Parce qu’à force d’avoir cultivé l’art du consensus et de la modestie, la dérive n’a-t-elle pas été le sacrifice et l’oubli de ses besoins profonds ? Ou encore la sur-adaptabilité à autrui, pour combler notre besoin profond d’amour, que nous ne saurions pourvoir ? 

À titre personnel, je suis tant de fois tombée dans ces travers : par volonté d’être intégrée, acceptée, validée, et in fine, aimée vraisemblablement. Tant de fois, et par manque d’amour-propre, me suis-je travestie, pour correspondre à ce que l’on attendait de moi. Combien de fois me suis-je détestée de ne pas correspondre au standard de l’autre (quel que soit le visage de cet autre d’ailleurs) ou à ce que j’avais intégré comme étant ce qui est « aimable » ?

Combien de fois aussi, par manque d’amour – profond et inconditionnel – pour moi, ai-je ressenti une vive culpabilité, de ne pas toujours être à la hauteur, dans l’expérience concrète de la vie, de mes principes, de mes ambitions ou de mes aspirations ? 

Quand je vois l’énorme écho dans la société qu’ont des combats comme le body-positivisme ou simplement comme le bien-être s’est enraciné, comme une immense respiration, dans les sociétés occidentales, je me demande à quel point l’étau du désamour individuel s’était refermé sur nous, et à quel point le besoin de développer un amour inconditionnel et pas seulement circonstanciel à son égard est-il devenu urgence ?  

Parce que finalement, l’amour de soi n’est-il pas simplement la volonté de créer de l’espace pour un dialogue interne, permettant la considération absolue de toutes les facettes de son être et de sa personnalité, l’acceptation de ce qui est « soi » dans ses parts d’ombre et de lumière et ainsi, la possibilité de s’en libérer, afin de vivre une existence vraie, sereine et congruente ?  


La fabrique de la joie

Il y a quelques semaines, j’ai lu La Joie, de Charles Pépin, qui m’a amenée à me questionner sur cette émotion singulière, et à y réfléchir de façon plus globale, plus philosophique aussi. 

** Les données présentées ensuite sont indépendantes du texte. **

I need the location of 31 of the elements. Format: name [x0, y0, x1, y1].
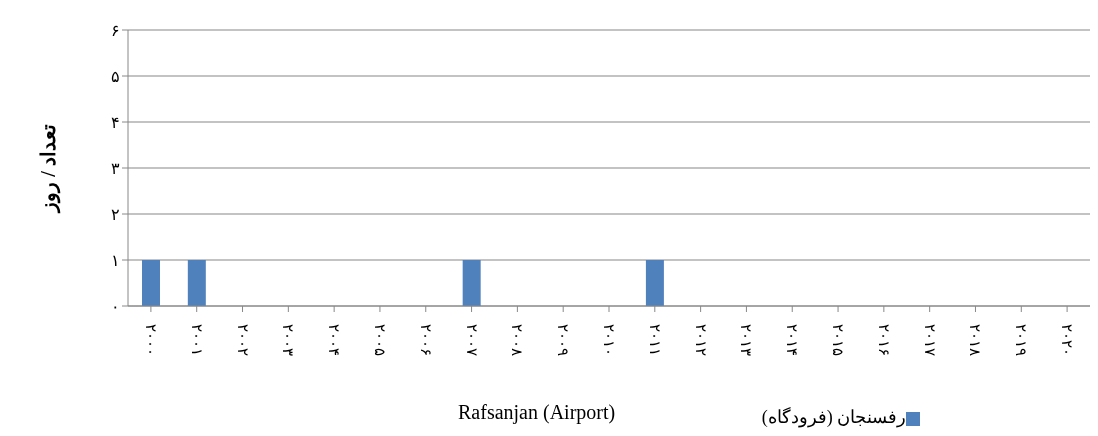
x-tick-label: ۲۰۰۳ [280, 324, 297, 356]
x-tick-label: ۲۰۰۹ [555, 324, 572, 356]
x-tick-label: ۲۰۱۸ [967, 324, 984, 356]
x-tick-label: ۲۰۰۶ [417, 324, 434, 356]
y-tick-label: ۳ [111, 159, 120, 177]
x-tick-label: ۲۰۰۴ [326, 324, 343, 356]
x-tick-label: ۲۰۰۸ [509, 324, 526, 356]
y-tick-label: ۲ [111, 205, 120, 223]
x-tick-label: ۲۰۰۵ [371, 324, 388, 356]
x-tick-label: ۲۰۱۳ [738, 324, 755, 356]
y-tick-label: ۱ [111, 251, 120, 269]
x-tick-label: ۲۰۱۰ [601, 324, 617, 356]
y-axis-title: تعداد / روز [37, 124, 62, 214]
x-tick-label: ۲۰۲۰ [1059, 324, 1076, 356]
x-axis-title: Rafsanjan (Airport) [458, 401, 616, 424]
legend-label: رفسنجان (فرودگاه) [761, 407, 907, 427]
x-tick-label: ۲۰۰۱ [188, 324, 205, 356]
x-tick-label: ۲۰۰۲ [234, 324, 251, 356]
x-tick-label: ۲۰۱۱ [646, 324, 663, 356]
x-tick-label: ۲۰۱۵ [830, 324, 847, 356]
x-tick-label: ۲۰۰۰ [142, 324, 159, 356]
x-tick-label: ۲۰۱۶ [875, 324, 892, 356]
x-tick-label: ۲۰۱۹ [1013, 324, 1030, 356]
y-tick-label: ۴ [111, 113, 120, 131]
x-tick-label: ۲۰۱۲ [692, 324, 709, 356]
x-tick-label: ۲۰۱۷ [921, 324, 938, 356]
y-tick-label: ۶ [111, 21, 120, 39]
y-tick-label: ۰ [111, 297, 120, 315]
y-tick-label: ۵ [111, 67, 120, 85]
x-tick-label: ۲۰۰۷ [463, 324, 480, 356]
x-tick-label: ۲۰۱۴ [784, 324, 801, 356]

Jusque-là, je m’étais simplement contentée de la vivre, cette émotion, et je n’avais jamais ressenti le besoin de comprendre ses contours, de creuser son existence. Je me contentais d’accueillir, comme un heureux hasard, sa présence, plus ou moins régulière, plus ou moins furtive. 

Rapidement l’une des premières questions que l’on se pose, à mon sens, quand on s’attarde sur le sujet de la joie est de savoir si l’on peut réellement en parler sans lui associer deux notions qui lui font cortège : le plaisir et le bonheur.

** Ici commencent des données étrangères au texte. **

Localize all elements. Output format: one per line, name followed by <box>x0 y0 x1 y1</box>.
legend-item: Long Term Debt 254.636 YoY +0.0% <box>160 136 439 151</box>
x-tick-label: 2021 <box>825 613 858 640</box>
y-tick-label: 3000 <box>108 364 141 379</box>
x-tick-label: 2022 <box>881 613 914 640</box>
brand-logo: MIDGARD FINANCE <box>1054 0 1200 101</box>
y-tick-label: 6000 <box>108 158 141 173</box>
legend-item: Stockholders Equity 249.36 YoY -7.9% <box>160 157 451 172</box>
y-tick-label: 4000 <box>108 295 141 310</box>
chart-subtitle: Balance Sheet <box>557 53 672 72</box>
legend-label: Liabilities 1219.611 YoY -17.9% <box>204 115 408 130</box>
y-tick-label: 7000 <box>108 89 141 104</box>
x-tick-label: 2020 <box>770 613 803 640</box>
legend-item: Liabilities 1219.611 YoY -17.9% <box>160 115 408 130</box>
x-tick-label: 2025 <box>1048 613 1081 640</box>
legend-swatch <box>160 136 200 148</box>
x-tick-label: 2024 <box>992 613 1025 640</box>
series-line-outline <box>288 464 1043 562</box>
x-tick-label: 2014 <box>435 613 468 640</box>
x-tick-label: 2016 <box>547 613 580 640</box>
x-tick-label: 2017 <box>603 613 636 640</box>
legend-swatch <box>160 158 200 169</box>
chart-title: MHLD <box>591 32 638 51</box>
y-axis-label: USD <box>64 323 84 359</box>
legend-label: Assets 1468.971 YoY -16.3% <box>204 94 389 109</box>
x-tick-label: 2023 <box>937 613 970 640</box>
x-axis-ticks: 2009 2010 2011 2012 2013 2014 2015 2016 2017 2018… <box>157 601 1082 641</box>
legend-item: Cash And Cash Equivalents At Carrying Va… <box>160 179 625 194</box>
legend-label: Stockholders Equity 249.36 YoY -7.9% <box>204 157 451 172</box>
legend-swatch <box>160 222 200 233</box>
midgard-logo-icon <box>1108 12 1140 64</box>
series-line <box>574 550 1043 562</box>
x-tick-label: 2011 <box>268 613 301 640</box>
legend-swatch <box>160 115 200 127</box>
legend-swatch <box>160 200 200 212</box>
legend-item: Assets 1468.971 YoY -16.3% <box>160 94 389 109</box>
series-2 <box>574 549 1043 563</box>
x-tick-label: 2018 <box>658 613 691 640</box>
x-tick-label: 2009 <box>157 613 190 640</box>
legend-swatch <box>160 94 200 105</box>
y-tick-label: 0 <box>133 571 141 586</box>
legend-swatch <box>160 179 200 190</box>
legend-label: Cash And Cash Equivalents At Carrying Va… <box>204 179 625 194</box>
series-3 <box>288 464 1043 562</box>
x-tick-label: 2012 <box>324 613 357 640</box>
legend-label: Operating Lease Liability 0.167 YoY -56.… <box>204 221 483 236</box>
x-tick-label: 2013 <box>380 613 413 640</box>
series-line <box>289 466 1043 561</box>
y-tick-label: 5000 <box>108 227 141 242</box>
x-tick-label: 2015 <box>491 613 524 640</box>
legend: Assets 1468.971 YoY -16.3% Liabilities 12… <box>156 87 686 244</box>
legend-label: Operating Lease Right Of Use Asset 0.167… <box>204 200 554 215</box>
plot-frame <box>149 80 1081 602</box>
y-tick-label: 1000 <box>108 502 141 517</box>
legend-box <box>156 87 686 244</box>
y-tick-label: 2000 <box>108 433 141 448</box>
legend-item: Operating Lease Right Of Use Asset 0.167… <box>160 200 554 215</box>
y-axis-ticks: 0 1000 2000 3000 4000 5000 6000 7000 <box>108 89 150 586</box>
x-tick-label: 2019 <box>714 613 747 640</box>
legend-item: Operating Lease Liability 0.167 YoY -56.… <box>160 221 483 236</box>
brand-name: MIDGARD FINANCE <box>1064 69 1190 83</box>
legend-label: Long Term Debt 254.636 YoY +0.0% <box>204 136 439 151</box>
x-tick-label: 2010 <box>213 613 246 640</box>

J’ai découvert il y a peu le travail du philosophe Jean Lacroix, qui voyait dans cette trilogie (joie/plaisir/bonheur) des espaces temps différents, mais bel et bien unis : le plaisir étant tributaire de l’instant présent, fugitif, qu’il nous faut cueillir (« carpe diem », cueille le jour), le bonheur nous projetant au contraire dans un absolu, éternel et insaisissable, hors de notre portée humaine. Puis la joie, qui s’inscrirait entre ces deux balises, désignant tout l’espace situé entre les deux, une sorte de plaisir qui se renouvellerait harmonieusement, comme le mouvement des vagues, sur la durée d’une existence. 

Dans Le sens du dialogue, Jean Lacroix s’interroge en effet sur ces notions dans un chapitre qu’il intitule « Plaisir, joie, bonheur » et où l’on peut lire en conclusion : « L’état proprement humain n’est ni le plaisir qui est au-dessous de l’homme, ni le bonheur qui est au-dessus, mais la joie. Et cependant, au plus profond de moi, il y a une nostalgie du bonheur que je ne puis étouffer. [...] La joie est la conquête de l’homme, mais le bonheur est le don de Dieu. ».

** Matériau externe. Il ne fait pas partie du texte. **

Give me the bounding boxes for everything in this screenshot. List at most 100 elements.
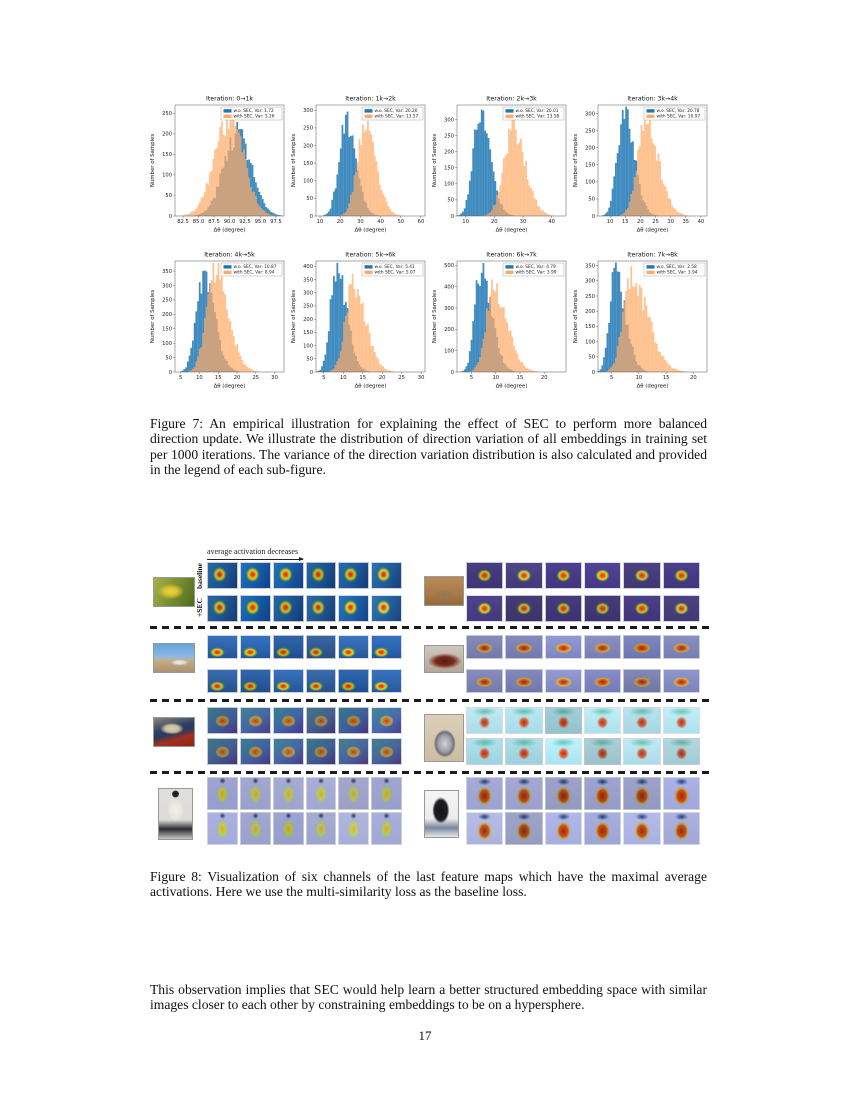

Mais l’espace médian que serait la joie, n’est-il pas finalement accessible par cette porte d’entrée que serait le plaisir, que l’on chercherait à renouveler sans cesse, parfois même à notre détriment, quand les addictions viennent empiéter sur notre joie de vivre ?

Le philosophe de la joie que fut Spinoza avait déjà mis l’accent sur cette dynamique psychique qui trouve son origine dans le désir, la libido, et s’accomplit dans une quête de la béatitude conçue comme un élan vers la perfection. Ainsi la joie incarnerait un progrès éthique, en nous libérant des « passions tristes », des pulsions négatives, en nous mettant en phase avec l’ordre naturel des choses.

Le bonheur a quant à lui mauvaise presse aujourd’hui, tant il est associé aux idéologies meurtrières ou au fanatisme des religions. En même temps, combien de fois chacun d’entre nous a-t-il ressenti ce sentiment universel, cet invincible appel à un bien-être absolu, total et partagé, une utopie qui nous donne la force et l’énergie créatrice de nous réinventer et de nous transcender ?

Le bonheur, comme le plaisir, seraient-ils donc les deux pôles entre lesquels circulerait le courant alternatif de la vie ? 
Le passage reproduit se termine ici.